Given his druthers, Kevin Milligan, an economics professor at the University of BC’s Vancouver School of Economics, said he’d bring back a harmonized sales tax, which was introduced in B.C. and then had to be repealed, following a citizen’s referendum spearheaded by former B.C. premier Bill Vander Zalm.

“If you talk to people in business, if you talk to economists who are good at spreadsheets, they’ll all tell you the same thing – that this is the biggest barrier to improving B.C.’s investment climate,” Milligan said of B.C.’s current sales tax regime.

He admitted an HST would be a tough sell, and said his second preferred way to address taxation levels would be to simplify the whole income tax system.

The more complex a system gets – i.e. the more exemptions, incentives and credits it has – the more opportunities there are for smart accountants to game the system.
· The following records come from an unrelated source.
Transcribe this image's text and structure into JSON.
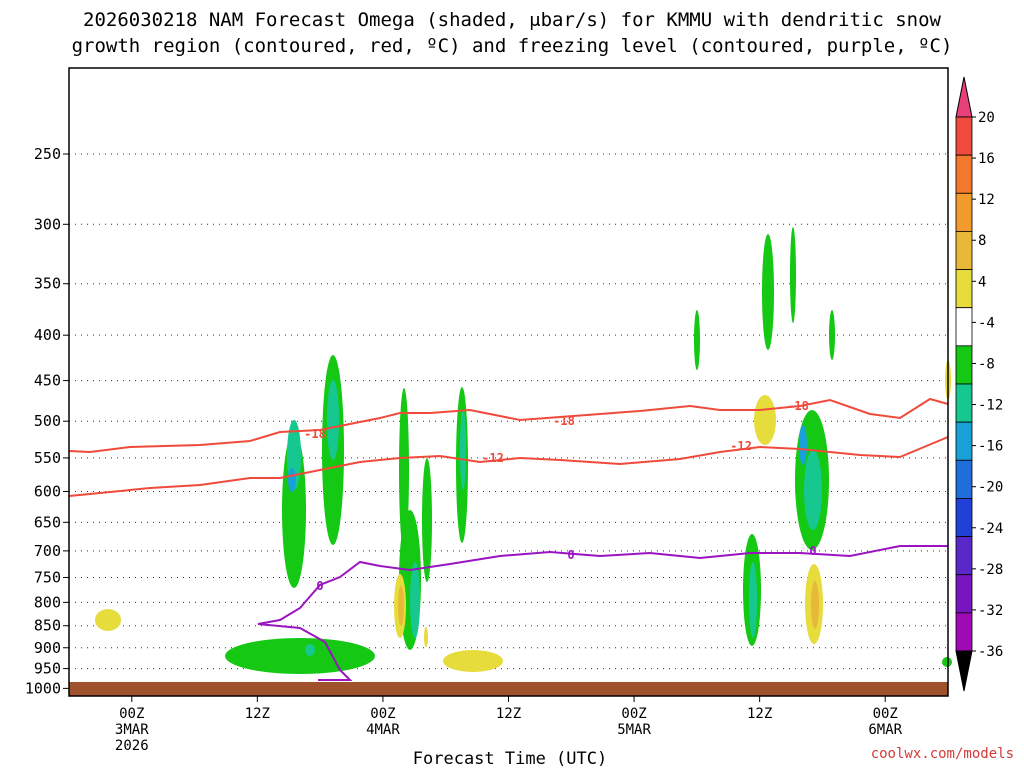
{
  "chart_data": {
    "type": "time-height cross-section",
    "title_line1": "2026030218 NAM Forecast Omega (shaded, μbar/s) for KMMU with dendritic snow",
    "title_line2": "growth region (contoured, red, ºC) and freezing level (contoured, purple, ºC)",
    "xlabel": "Forecast Time (UTC)",
    "credit": "coolwx.com/models",
    "x_range_hours": [
      -5,
      65
    ],
    "y_range_hPa": [
      1020,
      200
    ],
    "y_ticks": [
      "250",
      "300",
      "350",
      "400",
      "450",
      "500",
      "550",
      "600",
      "650",
      "700",
      "750",
      "800",
      "850",
      "900",
      "950",
      "1000"
    ],
    "x_ticks": [
      {
        "hour": 0,
        "lines": [
          "00Z",
          "3MAR",
          "2026"
        ]
      },
      {
        "hour": 10,
        "lines": [
          "12Z"
        ]
      },
      {
        "hour": 20,
        "lines": [
          "00Z",
          "4MAR"
        ]
      },
      {
        "hour": 30,
        "lines": [
          "12Z"
        ]
      },
      {
        "hour": 40,
        "lines": [
          "00Z",
          "5MAR"
        ]
      },
      {
        "hour": 50,
        "lines": [
          "12Z"
        ]
      },
      {
        "hour": 60,
        "lines": [
          "00Z",
          "6MAR"
        ]
      }
    ],
    "colorbar": {
      "labels": [
        "20",
        "16",
        "12",
        "8",
        "4",
        "-4",
        "-8",
        "-12",
        "-16",
        "-20",
        "-24",
        "-28",
        "-32",
        "-36"
      ],
      "colors": [
        "#e8407a",
        "#f04a3c",
        "#f3782c",
        "#f39a2c",
        "#e8b838",
        "#e6dc3c",
        "#ffffff",
        "#14c814",
        "#16c890",
        "#1aa0d8",
        "#1e6edc",
        "#2040d8",
        "#5a28c8",
        "#7814c0",
        "#a00ab4",
        "#a0a0a0"
      ]
    },
    "contour_labels": {
      "red": [
        "-18",
        "-12",
        "-18",
        "-12",
        "-18",
        "-12"
      ],
      "purple": [
        "0",
        "0",
        "0"
      ]
    }
  }
}
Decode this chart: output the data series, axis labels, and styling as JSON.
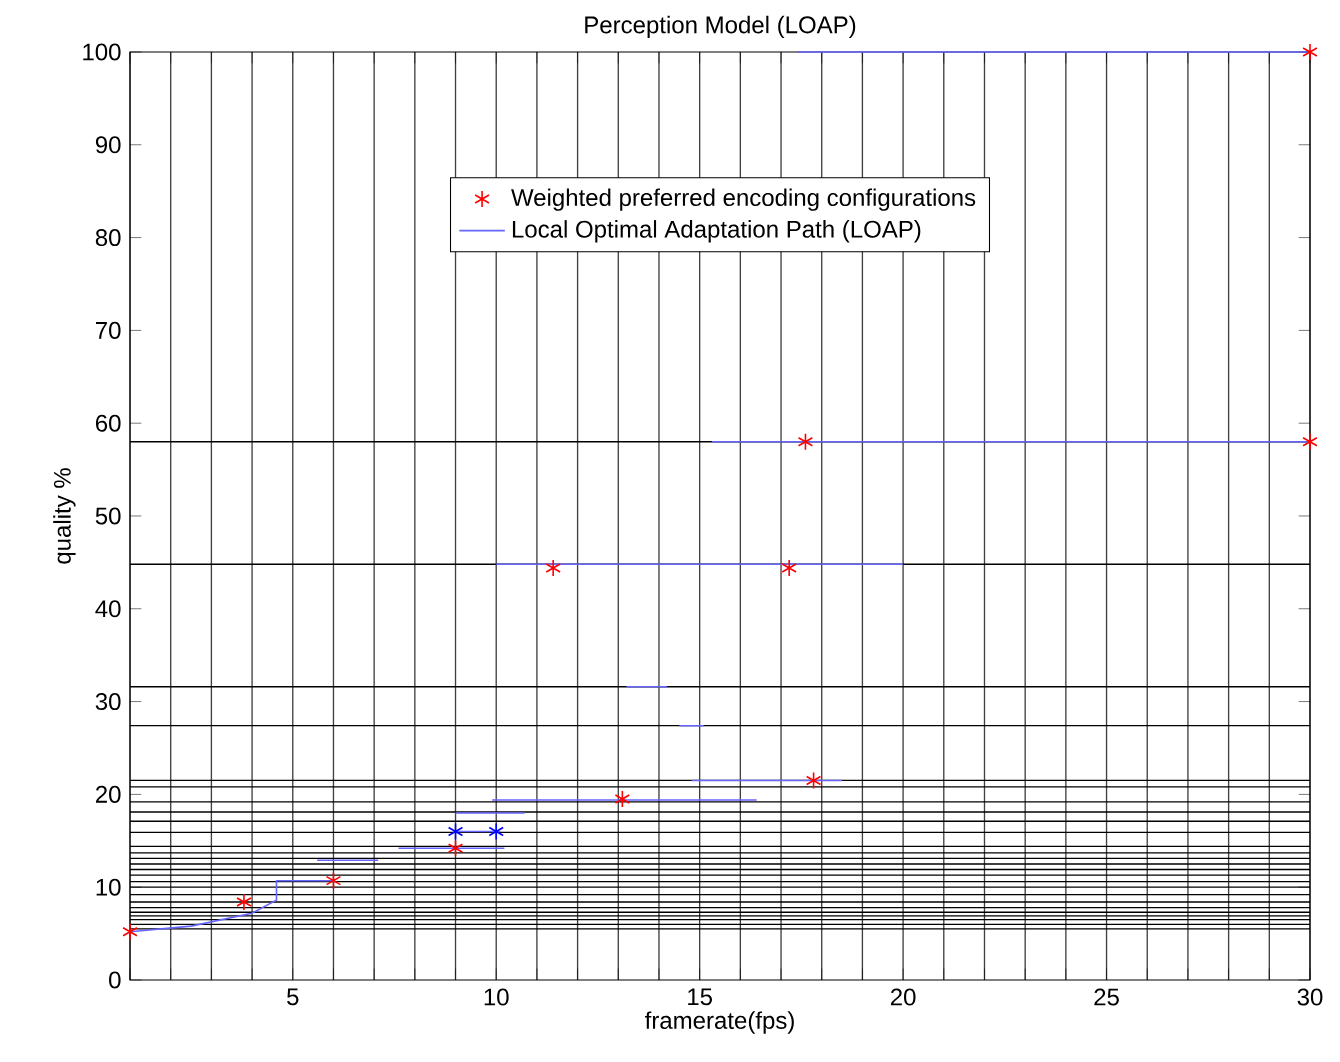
{
  "chart_data": {
    "type": "scatter",
    "title": "Perception Model (LOAP)",
    "xlabel": "framerate(fps)",
    "ylabel": "quality %",
    "xlim": [
      1,
      30
    ],
    "ylim": [
      0,
      100
    ],
    "xticks": [
      {
        "value": 1,
        "label": null
      },
      {
        "value": 2,
        "label": null
      },
      {
        "value": 3,
        "label": null
      },
      {
        "value": 4,
        "label": null
      },
      5,
      {
        "value": 6,
        "label": null
      },
      {
        "value": 7,
        "label": null
      },
      {
        "value": 8,
        "label": null
      },
      {
        "value": 9,
        "label": null
      },
      10,
      {
        "value": 11,
        "label": null
      },
      {
        "value": 12,
        "label": null
      },
      {
        "value": 13,
        "label": null
      },
      {
        "value": 14,
        "label": null
      },
      15,
      {
        "value": 16,
        "label": null
      },
      {
        "value": 17,
        "label": null
      },
      {
        "value": 18,
        "label": null
      },
      {
        "value": 19,
        "label": null
      },
      20,
      {
        "value": 21,
        "label": null
      },
      {
        "value": 22,
        "label": null
      },
      {
        "value": 23,
        "label": null
      },
      {
        "value": 24,
        "label": null
      },
      25,
      {
        "value": 26,
        "label": null
      },
      {
        "value": 27,
        "label": null
      },
      {
        "value": 28,
        "label": null
      },
      {
        "value": 29,
        "label": null
      },
      30
    ],
    "yticks": [
      0,
      10,
      20,
      30,
      40,
      50,
      60,
      70,
      80,
      90,
      100
    ],
    "grid": "x",
    "legend": "top",
    "ref_lines": [
      {
        "axis": "y",
        "value": 5.5
      },
      {
        "axis": "y",
        "value": 6.0
      },
      {
        "axis": "y",
        "value": 6.5
      },
      {
        "axis": "y",
        "value": 6.9
      },
      {
        "axis": "y",
        "value": 7.3
      },
      {
        "axis": "y",
        "value": 7.8
      },
      {
        "axis": "y",
        "value": 8.4
      },
      {
        "axis": "y",
        "value": 9.2
      },
      {
        "axis": "y",
        "value": 10.0
      },
      {
        "axis": "y",
        "value": 10.6
      },
      {
        "axis": "y",
        "value": 11.3
      },
      {
        "axis": "y",
        "value": 11.9
      },
      {
        "axis": "y",
        "value": 12.5
      },
      {
        "axis": "y",
        "value": 13.1
      },
      {
        "axis": "y",
        "value": 13.7
      },
      {
        "axis": "y",
        "value": 14.4
      },
      {
        "axis": "y",
        "value": 15.9
      },
      {
        "axis": "y",
        "value": 17.1
      },
      {
        "axis": "y",
        "value": 18.1
      },
      {
        "axis": "y",
        "value": 19.2
      },
      {
        "axis": "y",
        "value": 20.8
      },
      {
        "axis": "y",
        "value": 21.5
      },
      {
        "axis": "y",
        "value": 27.4
      },
      {
        "axis": "y",
        "value": 31.6
      },
      {
        "axis": "y",
        "value": 44.8
      },
      {
        "axis": "y",
        "value": 58
      }
    ],
    "series": [
      {
        "name": "Weighted preferred encoding configurations",
        "marker": "cross",
        "color": "#ff0000",
        "x": [
          1,
          3.8,
          6.0,
          9.0,
          11.4,
          13.1,
          17.2,
          17.6,
          17.8,
          30,
          30
        ],
        "values": [
          5.2,
          8.4,
          10.7,
          14.2,
          44.4,
          19.5,
          44.4,
          58,
          21.5,
          58,
          100
        ]
      },
      {
        "name": "Local Optimal Adaptation Path (LOAP)",
        "type": "line",
        "marker": "none",
        "color": "#6666ff",
        "x": [
          1,
          2.5,
          4,
          4.6,
          4.6,
          6.0,
          null,
          5.6,
          7.1,
          null,
          7.6,
          10.2,
          null,
          9,
          10.1,
          null,
          9,
          10.7,
          null,
          9.9,
          16.4,
          null,
          14.8,
          18.5,
          null,
          14.5,
          15.1,
          null,
          13.2,
          14.2,
          null,
          10,
          20,
          null,
          15.3,
          30,
          null,
          17.4,
          30
        ],
        "values": [
          5.2,
          5.8,
          7.2,
          8.6,
          10.7,
          10.7,
          null,
          12.9,
          12.9,
          null,
          14.2,
          14.2,
          null,
          16,
          16,
          null,
          18,
          18,
          null,
          19.4,
          19.4,
          null,
          21.5,
          21.5,
          null,
          27.4,
          27.4,
          null,
          31.6,
          31.6,
          null,
          44.8,
          44.8,
          null,
          58,
          58,
          null,
          100,
          100
        ]
      },
      {
        "marker": "cross",
        "color": "#0000ff",
        "x": [
          9,
          10
        ],
        "values": [
          16,
          16
        ]
      }
    ]
  }
}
But tax changes or cuts can be a tough sell for politicians, especially of they are seen to benefit business. Robson said that reducing regulatory burdens can be like a de facto tax cut.

“You can give yourself the equivalent of a tax advantage if you can clear that up,” Robson said. “You can get away with higher tax rates, if your regulatory processes are better.”

Susan Yurkovich, CEO of the Council of Forest Industries (COFI), said, that for resource industries in particular, regulatory burdens are definitely a curb on investment in B.C.

Yurkovich said forestry companies already made some significant investments in their mills and equipment in B.C. to make them more efficient. But now they are facing a serious timber supply crunch, which accounts for 60% of the business inputs for forestry companies.

Reducing red tape is one thing governments could do to give Canadian resource industries a bit more of a competitive edge without it costing them anything.

“We need to streamline our permitting and our regulatory processes, because that is a place where we can find some savings and help us get back to a more competitive position,” Yurkovich said.

Finlayson cited one example of a company, which he did not name, that had planned a $2 billion expansion to an existing facility. He said it is now expected to take nine to 10 years, from start to finish, to get the project through the regulatory process, which will add about $1 billion to the expansion’s capital cost.

“I think it’s very symptomatic of regulatory systems in Canada that just are not working effectively,” Finlayson said.

“And it’s not about lowering standards – it’s designing processes that people can get through and understand what the steps are before they have to retire from their organization or withdraw their projects.”